Tabii ki demokrasi sadece bir kalıp veya içi boş bir yönetim modeli değildir. Demokrasinin yönetebilir olması, bir devletin kurumları arasında gerekli uyumu sağlaması önemlidir. Kuvvetler ayrılığı ilkesinin altında yatan ana neden budur. Yasama, yargı ve yürütmenin kendilerine ait havzalarda diğerinin işine müdahale etmeden özerk ve bağımsız çalışması bu temel demokrasi kavramının arkasındaki mantıktır. Liberal demokrasinin özgürlük anlayışı bu düşünceyle kesiştiği için böyle bir yola gidilmiştir. Yoksa demokratik teori içinde kuvvetler birliği ilkesini savunan modeller yok değildir.

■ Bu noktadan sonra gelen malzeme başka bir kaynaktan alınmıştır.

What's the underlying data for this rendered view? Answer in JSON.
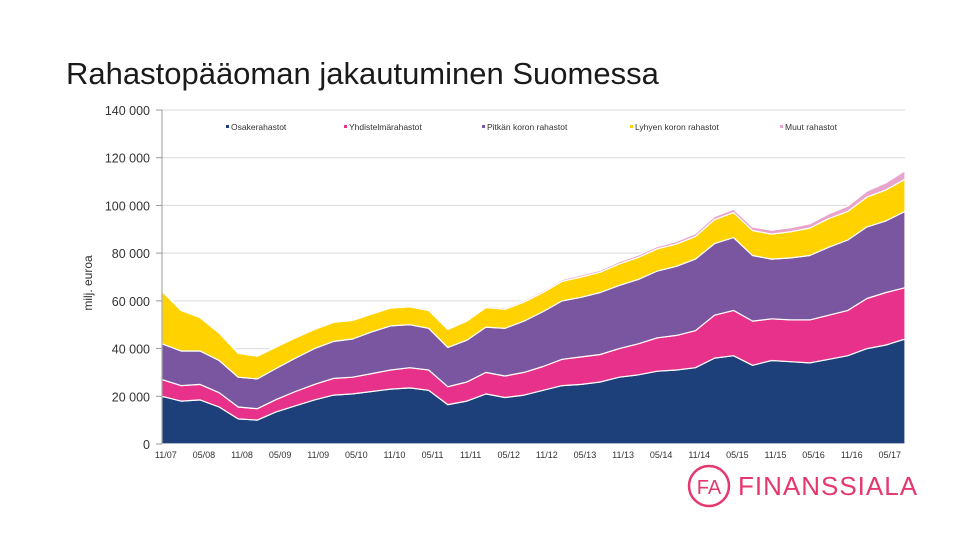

Cumhurbaşkanı'nın Başbakan'ı ve Genelkurmay Başkanı'nı bir masanın etrafında toplaması kurumlar arsındaki uyumu ve işlerliği sağlamaya dönük yanıyla son derecede önemlidir. Türkiye Ergenekon Davası'nın gündeme geldiği günden bu yana hızla derinleşen bir güvensizlik bunalımı içindedir. Şimdi böyle bir toplantı belki bazı taşları yerine oturtabilir, paslanmış bazı mekanizmaları çalıştırabilir.
Ne var ki, bu toplantılar devam eden süreçleri kesintiye uğratmamalıdır. Daha açık söyleyelim: bu toplantıların maksadı bugüne kadar devam etmiş olan yanlışlıkların üzerine "şal örtmek" olmamalı, tersine bu toplantılar daha geniş ve somut bir demokrasinin yolunu açmalıdır. Şunu hatırlamakta yarar var. Bugünkü sorun bir rejim sorunudur. Daha doğrusu rejimin dönüşmesiyle ilgili bir sorundur. Bir gecenin içinde çıkmamıştır. Kendi kendisini daha fazla taşıyamayan bir modelin tıkanmasıdır. Şimdi o tıkanıklık aşılmak isteniyor.
Bu model yetersizliğini 1990'larda gösterdi. Dünyadaki gelişmelerin yönü o tarihte demokrasiye döndü. Bu sert ve Doğu Bloku'nu alaşağı eden bir rüzgârdı. Bizdeki gibi otoriter bir temele oturmuş bir devlettoplum ilişkisi de sivil toplumun gelişmesine bağlı olarak yıprandı ve kağşamağa başladı. Böylesi bir model kendiliğinden olamaz. Ortaya çıkması sosyoekonomik koşullardaki değişime bağlıdır. 1980'lerde devreye sokulan pazar ekonomisi, bireysel özgürlükler, sivil hakların önceliği bu gelişmeyi hazırladı.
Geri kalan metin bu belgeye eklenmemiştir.